Dengan munculnya ayat diatas, banyak di antara penyair yang meninggalkan
puisi dan beralih hanya untuk beribadah pada Allah SWT., disisi lain ada penyair
yang tetap eksis berpuisi, akan tetapi mereka menjauhi tujuan-tujuan dan tema-
tema puisi yang dilarang oleh Islam. Jadi jelas sekali bahwa Allah dan Rasulullah
tidak mengharamkan umatnya berpuisi, akan tetapi Islam menganjurkan agar
menjauhi bentuk-bentuk puisi-puisi yang merendahkan Islam.
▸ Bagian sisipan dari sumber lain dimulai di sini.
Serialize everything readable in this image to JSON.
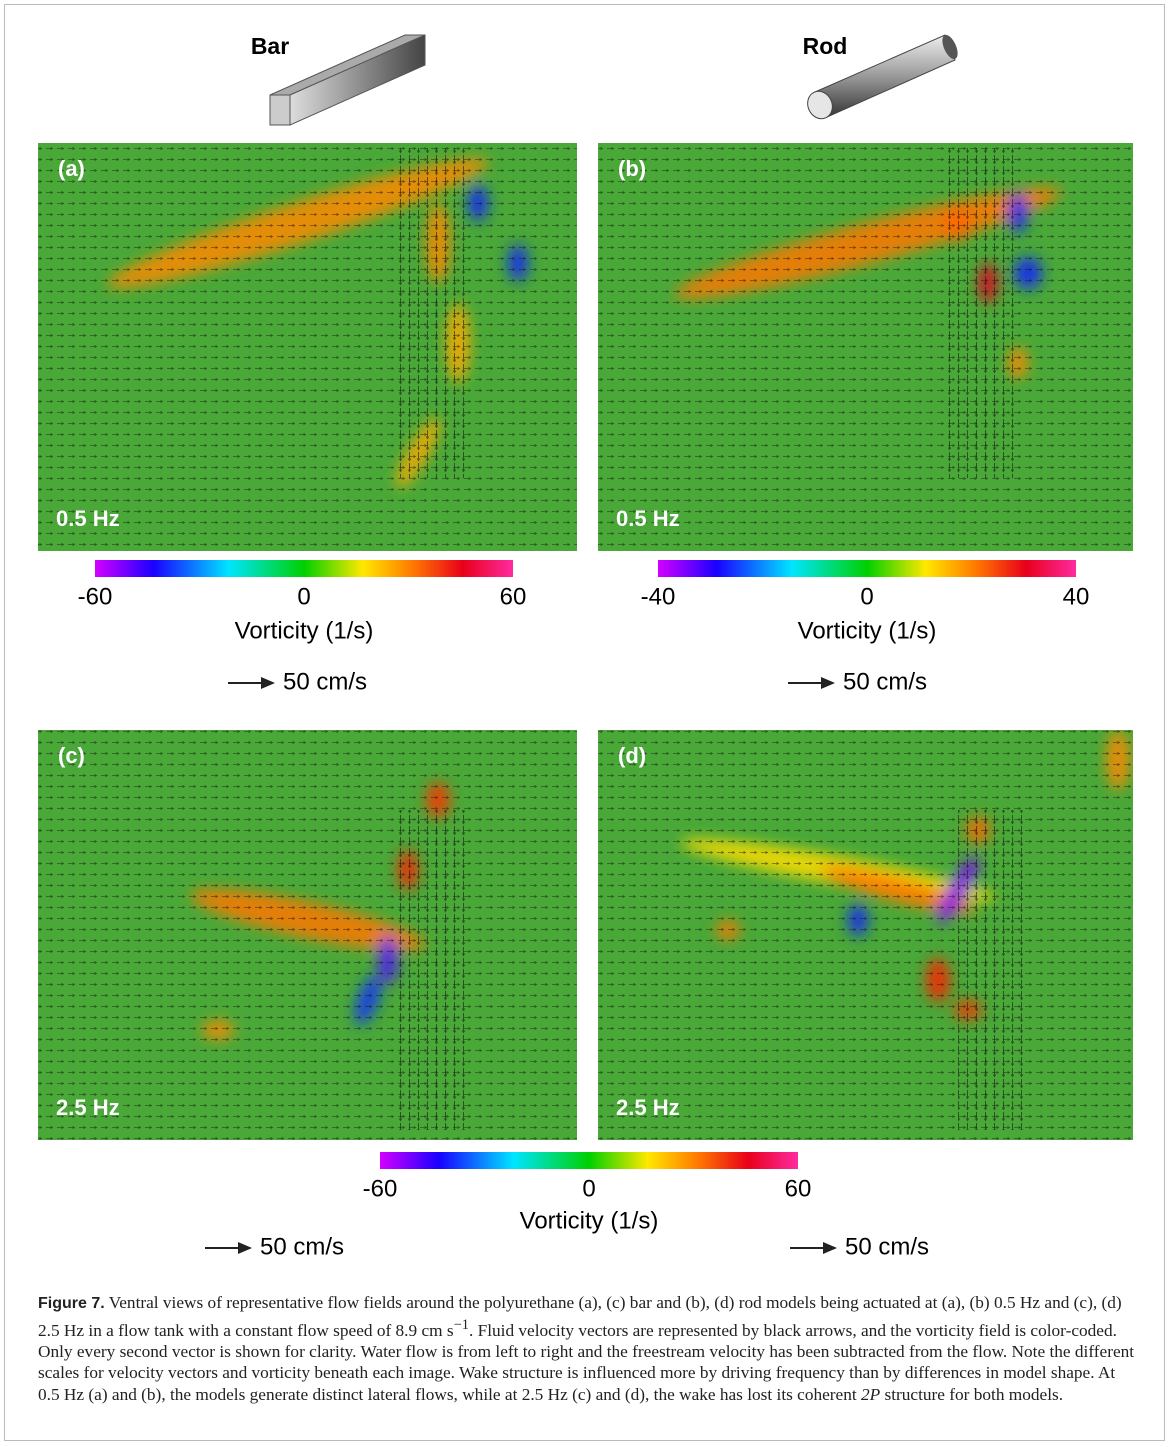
{
  "columns": [
    {
      "title": "Bar"
    },
    {
      "title": "Rod"
    }
  ],
  "panels": [
    {
      "label": "(a)",
      "frequency": "0.5 Hz"
    },
    {
      "label": "(b)",
      "frequency": "0.5 Hz"
    },
    {
      "label": "(c)",
      "frequency": "2.5 Hz"
    },
    {
      "label": "(d)",
      "frequency": "2.5 Hz"
    }
  ],
  "colorbars": [
    {
      "ticks": [
        "-60",
        "0",
        "60"
      ],
      "label": "Vorticity (1/s)",
      "vector_scale": "50 cm/s"
    },
    {
      "ticks": [
        "-40",
        "0",
        "40"
      ],
      "label": "Vorticity (1/s)",
      "vector_scale": "50 cm/s"
    },
    {
      "ticks": [
        "-60",
        "0",
        "60"
      ],
      "label": "Vorticity (1/s)",
      "vector_scale_left": "50 cm/s",
      "vector_scale_right": "50 cm/s"
    }
  ],
  "caption": {
    "label": "Figure 7.",
    "text_1": " Ventral views of representative flow fields around the polyurethane (a), (c) bar and (b), (d) rod models being actuated at (a), (b) 0.5 Hz and (c), (d) 2.5 Hz in a flow tank with a constant flow speed of 8.9 cm s",
    "superscript": "−1",
    "text_2": ". Fluid velocity vectors are represented by black arrows, and the vorticity field is color-coded. Only every second vector is shown for clarity. Water flow is from left to right and the freestream velocity has been subtracted from the flow. Note the different scales for velocity vectors and vorticity beneath each image. Wake structure is influenced more by driving frequency than by differences in model shape. At 0.5 Hz (a) and (b), the models generate distinct lateral flows, while at 2.5 Hz (c) and (d), the wake has lost its coherent ",
    "italic": "2P",
    "text_3": " structure for both models."
  }
}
Hal ini terlihat dari
sikap khalifah Umar bin Khattab yang pernah memenjarakan penyair al-Huthayah

13
karena penyair ini selalu berlebih-lebihan dalam mencela (hajak), kemudian juga
khalifah Utsman bin Affan pernah memenjarakan Dhobik bin al-Harits, karena dia
selalu mabuk ketika berpuisi serta bernyanyi dengan khamr.
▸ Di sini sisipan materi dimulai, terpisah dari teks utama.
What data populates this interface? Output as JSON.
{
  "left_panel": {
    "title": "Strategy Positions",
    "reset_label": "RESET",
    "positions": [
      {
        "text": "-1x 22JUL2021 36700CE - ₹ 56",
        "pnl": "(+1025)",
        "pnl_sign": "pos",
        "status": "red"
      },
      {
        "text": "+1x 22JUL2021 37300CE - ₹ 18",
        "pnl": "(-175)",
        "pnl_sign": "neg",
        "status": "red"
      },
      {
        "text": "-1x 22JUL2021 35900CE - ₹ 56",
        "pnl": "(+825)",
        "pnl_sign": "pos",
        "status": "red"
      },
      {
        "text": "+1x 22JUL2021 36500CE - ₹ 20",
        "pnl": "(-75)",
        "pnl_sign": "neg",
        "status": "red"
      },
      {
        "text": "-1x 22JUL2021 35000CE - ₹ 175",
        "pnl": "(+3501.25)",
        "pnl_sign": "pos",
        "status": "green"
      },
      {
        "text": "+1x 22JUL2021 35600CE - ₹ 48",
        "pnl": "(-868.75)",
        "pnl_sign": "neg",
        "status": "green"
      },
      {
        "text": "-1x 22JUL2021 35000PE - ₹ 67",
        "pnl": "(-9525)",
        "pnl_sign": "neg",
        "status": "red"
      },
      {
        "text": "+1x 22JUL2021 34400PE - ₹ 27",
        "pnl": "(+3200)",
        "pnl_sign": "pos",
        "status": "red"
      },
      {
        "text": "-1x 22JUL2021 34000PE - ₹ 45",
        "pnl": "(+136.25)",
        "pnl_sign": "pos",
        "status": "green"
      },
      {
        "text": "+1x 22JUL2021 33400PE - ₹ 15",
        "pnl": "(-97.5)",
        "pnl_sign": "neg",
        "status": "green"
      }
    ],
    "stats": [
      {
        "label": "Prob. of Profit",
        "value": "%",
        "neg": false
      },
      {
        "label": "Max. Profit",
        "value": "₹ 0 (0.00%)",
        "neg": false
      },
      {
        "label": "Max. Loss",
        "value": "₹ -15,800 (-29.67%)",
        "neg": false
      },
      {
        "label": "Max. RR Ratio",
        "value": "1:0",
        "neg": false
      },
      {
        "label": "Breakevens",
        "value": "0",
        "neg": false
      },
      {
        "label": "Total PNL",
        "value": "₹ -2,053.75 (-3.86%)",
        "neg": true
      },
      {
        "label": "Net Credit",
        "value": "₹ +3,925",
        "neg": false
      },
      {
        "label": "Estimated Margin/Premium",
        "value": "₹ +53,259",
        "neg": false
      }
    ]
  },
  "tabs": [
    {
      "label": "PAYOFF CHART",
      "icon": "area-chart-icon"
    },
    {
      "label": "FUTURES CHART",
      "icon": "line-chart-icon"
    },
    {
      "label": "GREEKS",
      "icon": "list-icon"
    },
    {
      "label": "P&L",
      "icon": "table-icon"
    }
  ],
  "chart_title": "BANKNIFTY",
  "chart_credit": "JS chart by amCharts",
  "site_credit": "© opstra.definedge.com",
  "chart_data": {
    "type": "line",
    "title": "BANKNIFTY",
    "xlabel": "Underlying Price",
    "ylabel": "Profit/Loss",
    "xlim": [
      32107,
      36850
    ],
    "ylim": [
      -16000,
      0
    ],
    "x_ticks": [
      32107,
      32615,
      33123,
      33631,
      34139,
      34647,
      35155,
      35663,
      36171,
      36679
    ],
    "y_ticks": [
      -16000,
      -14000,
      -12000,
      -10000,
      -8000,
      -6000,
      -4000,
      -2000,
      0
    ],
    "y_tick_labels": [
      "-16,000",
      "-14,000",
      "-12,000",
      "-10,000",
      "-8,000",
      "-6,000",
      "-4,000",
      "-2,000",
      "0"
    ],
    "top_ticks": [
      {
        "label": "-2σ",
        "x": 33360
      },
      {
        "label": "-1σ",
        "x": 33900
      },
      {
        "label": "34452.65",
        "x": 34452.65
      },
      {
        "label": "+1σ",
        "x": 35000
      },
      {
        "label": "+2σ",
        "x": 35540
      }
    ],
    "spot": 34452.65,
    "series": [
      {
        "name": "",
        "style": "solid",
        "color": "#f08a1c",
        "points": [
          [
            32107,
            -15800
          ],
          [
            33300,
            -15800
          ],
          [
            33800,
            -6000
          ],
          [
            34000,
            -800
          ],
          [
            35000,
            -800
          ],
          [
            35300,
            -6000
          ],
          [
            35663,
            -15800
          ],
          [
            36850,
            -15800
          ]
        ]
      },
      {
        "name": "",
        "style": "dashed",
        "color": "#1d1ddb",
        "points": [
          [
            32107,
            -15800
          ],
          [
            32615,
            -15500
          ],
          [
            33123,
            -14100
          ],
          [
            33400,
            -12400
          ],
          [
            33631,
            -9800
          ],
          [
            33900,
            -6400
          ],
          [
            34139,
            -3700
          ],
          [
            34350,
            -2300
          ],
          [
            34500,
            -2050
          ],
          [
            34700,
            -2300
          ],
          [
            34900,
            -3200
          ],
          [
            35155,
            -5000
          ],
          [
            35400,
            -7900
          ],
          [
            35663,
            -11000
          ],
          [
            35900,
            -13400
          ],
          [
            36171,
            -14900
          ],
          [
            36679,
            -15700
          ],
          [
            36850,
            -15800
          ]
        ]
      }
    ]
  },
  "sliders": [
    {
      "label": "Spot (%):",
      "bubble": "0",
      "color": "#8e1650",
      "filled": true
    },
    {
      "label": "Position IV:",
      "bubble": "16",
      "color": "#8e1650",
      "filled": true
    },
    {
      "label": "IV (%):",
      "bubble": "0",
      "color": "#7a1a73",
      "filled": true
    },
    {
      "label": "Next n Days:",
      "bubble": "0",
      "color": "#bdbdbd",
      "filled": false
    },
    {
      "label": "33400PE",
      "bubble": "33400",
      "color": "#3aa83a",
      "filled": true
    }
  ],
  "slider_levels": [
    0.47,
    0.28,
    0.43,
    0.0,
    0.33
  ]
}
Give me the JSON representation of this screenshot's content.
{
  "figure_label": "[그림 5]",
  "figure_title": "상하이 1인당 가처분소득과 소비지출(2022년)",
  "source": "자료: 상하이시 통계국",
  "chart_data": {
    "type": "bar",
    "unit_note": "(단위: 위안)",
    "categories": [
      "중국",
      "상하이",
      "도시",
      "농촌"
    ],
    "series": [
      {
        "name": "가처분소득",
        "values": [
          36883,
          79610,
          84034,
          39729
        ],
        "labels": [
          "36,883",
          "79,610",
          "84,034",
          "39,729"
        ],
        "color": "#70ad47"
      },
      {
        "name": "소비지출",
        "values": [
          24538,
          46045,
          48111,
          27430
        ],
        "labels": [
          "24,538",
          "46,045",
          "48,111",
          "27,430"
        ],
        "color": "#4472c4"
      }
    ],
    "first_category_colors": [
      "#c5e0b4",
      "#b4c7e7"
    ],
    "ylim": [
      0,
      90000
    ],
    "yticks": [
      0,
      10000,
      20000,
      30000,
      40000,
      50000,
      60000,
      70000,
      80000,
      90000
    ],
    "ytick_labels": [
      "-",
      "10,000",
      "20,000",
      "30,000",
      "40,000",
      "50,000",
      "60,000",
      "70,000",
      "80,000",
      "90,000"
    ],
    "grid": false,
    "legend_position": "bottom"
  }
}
Menurut Juzif Al-Hasyim (1968: 235-236), bahwa pada masa permulaan
Islam muncul empat tingkatan kelompok para penyair, yaitu:
 Kelompok yang meninggalkan puisi dan langsung beribadah hanya kepada
Allah, seperti Labid bin Rabi’ah al-‘Amiry.
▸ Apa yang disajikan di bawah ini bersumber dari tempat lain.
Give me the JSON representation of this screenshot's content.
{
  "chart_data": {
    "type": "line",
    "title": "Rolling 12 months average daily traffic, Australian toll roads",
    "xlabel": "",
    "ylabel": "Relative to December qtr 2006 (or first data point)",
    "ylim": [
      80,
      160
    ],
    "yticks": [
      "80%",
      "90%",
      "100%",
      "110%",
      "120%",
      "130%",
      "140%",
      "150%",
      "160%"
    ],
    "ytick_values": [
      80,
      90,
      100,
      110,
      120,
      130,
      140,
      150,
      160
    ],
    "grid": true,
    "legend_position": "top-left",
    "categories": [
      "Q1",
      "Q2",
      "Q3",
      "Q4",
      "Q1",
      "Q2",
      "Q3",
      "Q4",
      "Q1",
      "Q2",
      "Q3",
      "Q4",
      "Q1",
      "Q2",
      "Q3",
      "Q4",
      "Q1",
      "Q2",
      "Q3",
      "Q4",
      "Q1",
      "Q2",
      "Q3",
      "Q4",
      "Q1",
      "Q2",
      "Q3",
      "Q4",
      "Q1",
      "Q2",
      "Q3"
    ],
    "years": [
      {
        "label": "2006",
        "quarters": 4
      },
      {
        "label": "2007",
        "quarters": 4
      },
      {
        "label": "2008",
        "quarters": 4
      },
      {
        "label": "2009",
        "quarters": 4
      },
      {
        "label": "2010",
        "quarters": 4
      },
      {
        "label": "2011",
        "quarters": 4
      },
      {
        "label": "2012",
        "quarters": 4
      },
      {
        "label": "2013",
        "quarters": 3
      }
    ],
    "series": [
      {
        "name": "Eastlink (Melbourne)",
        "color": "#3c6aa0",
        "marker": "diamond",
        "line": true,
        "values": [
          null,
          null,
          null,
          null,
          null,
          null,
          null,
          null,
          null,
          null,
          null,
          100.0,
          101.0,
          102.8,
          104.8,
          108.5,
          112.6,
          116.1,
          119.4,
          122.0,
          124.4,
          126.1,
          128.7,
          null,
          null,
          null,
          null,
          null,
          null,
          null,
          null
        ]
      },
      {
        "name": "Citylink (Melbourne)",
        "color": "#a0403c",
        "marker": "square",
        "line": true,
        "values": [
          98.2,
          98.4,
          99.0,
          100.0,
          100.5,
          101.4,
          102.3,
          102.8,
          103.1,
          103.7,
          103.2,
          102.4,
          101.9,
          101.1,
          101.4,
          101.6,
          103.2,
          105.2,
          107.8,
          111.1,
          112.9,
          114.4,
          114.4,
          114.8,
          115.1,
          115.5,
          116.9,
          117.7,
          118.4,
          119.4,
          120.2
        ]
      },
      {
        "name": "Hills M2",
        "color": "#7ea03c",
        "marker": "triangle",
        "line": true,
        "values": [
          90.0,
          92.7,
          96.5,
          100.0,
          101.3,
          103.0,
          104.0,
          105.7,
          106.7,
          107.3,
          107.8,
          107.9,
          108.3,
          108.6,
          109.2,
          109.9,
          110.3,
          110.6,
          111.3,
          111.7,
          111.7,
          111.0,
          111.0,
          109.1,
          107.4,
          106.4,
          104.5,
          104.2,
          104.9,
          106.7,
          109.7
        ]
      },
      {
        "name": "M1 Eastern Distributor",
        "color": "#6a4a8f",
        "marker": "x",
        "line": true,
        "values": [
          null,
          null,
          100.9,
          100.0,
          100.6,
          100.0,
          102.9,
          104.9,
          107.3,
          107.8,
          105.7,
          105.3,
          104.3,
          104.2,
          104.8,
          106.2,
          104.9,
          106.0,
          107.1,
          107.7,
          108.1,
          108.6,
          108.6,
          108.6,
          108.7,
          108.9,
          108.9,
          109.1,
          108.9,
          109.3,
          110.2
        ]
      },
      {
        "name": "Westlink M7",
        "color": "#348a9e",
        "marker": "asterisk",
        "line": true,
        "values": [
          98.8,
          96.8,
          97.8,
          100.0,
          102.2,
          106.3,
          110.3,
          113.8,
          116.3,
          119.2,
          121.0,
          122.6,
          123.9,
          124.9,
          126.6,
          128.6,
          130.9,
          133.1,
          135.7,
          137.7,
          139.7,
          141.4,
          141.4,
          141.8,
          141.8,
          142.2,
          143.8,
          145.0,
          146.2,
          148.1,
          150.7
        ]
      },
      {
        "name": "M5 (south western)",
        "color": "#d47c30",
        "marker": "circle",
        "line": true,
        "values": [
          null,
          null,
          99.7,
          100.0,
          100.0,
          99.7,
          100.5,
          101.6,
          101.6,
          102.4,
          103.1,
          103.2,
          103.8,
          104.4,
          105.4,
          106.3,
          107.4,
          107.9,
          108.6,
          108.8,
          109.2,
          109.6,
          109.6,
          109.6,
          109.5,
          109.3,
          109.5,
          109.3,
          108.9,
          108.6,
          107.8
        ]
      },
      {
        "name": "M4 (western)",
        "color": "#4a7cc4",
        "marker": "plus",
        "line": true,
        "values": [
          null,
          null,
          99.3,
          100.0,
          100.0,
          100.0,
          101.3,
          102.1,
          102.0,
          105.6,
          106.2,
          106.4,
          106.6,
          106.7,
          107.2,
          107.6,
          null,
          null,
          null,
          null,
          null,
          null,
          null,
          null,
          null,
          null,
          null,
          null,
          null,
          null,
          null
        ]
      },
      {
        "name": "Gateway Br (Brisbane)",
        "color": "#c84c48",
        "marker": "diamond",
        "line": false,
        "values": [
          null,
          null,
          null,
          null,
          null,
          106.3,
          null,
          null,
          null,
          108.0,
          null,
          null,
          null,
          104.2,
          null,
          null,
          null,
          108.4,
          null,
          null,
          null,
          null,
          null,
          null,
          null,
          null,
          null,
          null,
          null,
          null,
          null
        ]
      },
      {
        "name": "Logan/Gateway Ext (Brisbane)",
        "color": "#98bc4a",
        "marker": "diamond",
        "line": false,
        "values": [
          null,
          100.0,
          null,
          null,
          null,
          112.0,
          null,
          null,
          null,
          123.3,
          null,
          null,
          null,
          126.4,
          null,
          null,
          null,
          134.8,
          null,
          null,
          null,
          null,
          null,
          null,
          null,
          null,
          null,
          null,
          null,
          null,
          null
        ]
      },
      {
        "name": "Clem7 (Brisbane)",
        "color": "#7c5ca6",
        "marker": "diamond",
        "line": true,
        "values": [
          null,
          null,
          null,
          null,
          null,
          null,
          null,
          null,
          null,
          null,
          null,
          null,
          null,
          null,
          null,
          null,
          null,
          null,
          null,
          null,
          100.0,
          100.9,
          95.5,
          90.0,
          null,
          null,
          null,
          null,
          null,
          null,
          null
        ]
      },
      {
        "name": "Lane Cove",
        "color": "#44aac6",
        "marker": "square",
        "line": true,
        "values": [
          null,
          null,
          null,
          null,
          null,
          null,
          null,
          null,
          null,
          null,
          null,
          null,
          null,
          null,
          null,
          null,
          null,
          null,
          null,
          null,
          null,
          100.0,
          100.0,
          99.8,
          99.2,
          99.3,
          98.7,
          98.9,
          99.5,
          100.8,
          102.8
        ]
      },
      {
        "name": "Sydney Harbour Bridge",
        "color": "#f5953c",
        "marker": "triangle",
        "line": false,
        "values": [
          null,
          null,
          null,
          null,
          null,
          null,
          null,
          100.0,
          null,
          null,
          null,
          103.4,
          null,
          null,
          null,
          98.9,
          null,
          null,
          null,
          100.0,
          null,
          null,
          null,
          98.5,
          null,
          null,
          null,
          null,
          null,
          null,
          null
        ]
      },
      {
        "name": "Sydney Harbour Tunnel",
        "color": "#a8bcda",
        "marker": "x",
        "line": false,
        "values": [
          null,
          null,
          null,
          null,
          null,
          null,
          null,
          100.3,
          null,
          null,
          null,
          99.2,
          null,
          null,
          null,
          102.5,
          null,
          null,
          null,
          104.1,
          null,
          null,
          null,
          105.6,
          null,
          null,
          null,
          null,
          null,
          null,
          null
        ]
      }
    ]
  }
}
 Kelompok penyair yang melakukan penindasan pada Nabi dan mengejek
Nabi, seperti: Abu Sufyan al-Harits bin Abdul Muthollib, Ka’ab bin Asyraf.
 Kelompok yang terdiri dari penolong-penolong Nabi dan para sahabatnya.
Para penyair ini telah menentang orang-orang musyrik lewat puisi-puisinya,
seperti: Hasan bin Tsabit al-Anshary, Ka’ab bin Malik, ‘Abdullah bin
Rawahah, dan Ka’ab bin Zuhair.
 Kelompok penyair yang tetap berpuisi dalam Islam sebagaimana mereka tetap
berpuisi pada masa jahiliyah dulu. Akan tetapi mereka menjauhi apa yang
dilarang oleh agama Islam. Penyair jenis ini banyak sekali, seperti: Abu
Dahbal al Jahiy, Al-Nabighah al-Ja’diy, Mu’an bin Aus, ‘Amru bin Mu’ad
Yakrab, Mutammim bin Nawirah, Abu Mahjan al-Tsaqofiy, Al-Hathiyah, dan
lainnya.
Tujuan dan Keistimewaan Puisi Pada Zaman Permulaan Islam
Puisi pada masa Islam ditinjau dari segi maksud dan seninya, arti dan
intisarinya, lafadz dan gaya bahasanya, wazan dan qafiyahnya adalah sebagai
berikut:
 Menyebarkan akidah agama serta penetapan hukumhukumnya, dan
menganjurkan kaum muslimin untuk mengikutinya terutama sekali pada masa
Nabi dan khulafa al rasyidin.
 Dorongan untuk perang dan untuk mendapatkan persaksian di sisi Allah
karena menegakkan kalimatullah yaitu pada masa krisis dalam perang dalam
menaklukkan kota-kota di sekitar jazirah Arab.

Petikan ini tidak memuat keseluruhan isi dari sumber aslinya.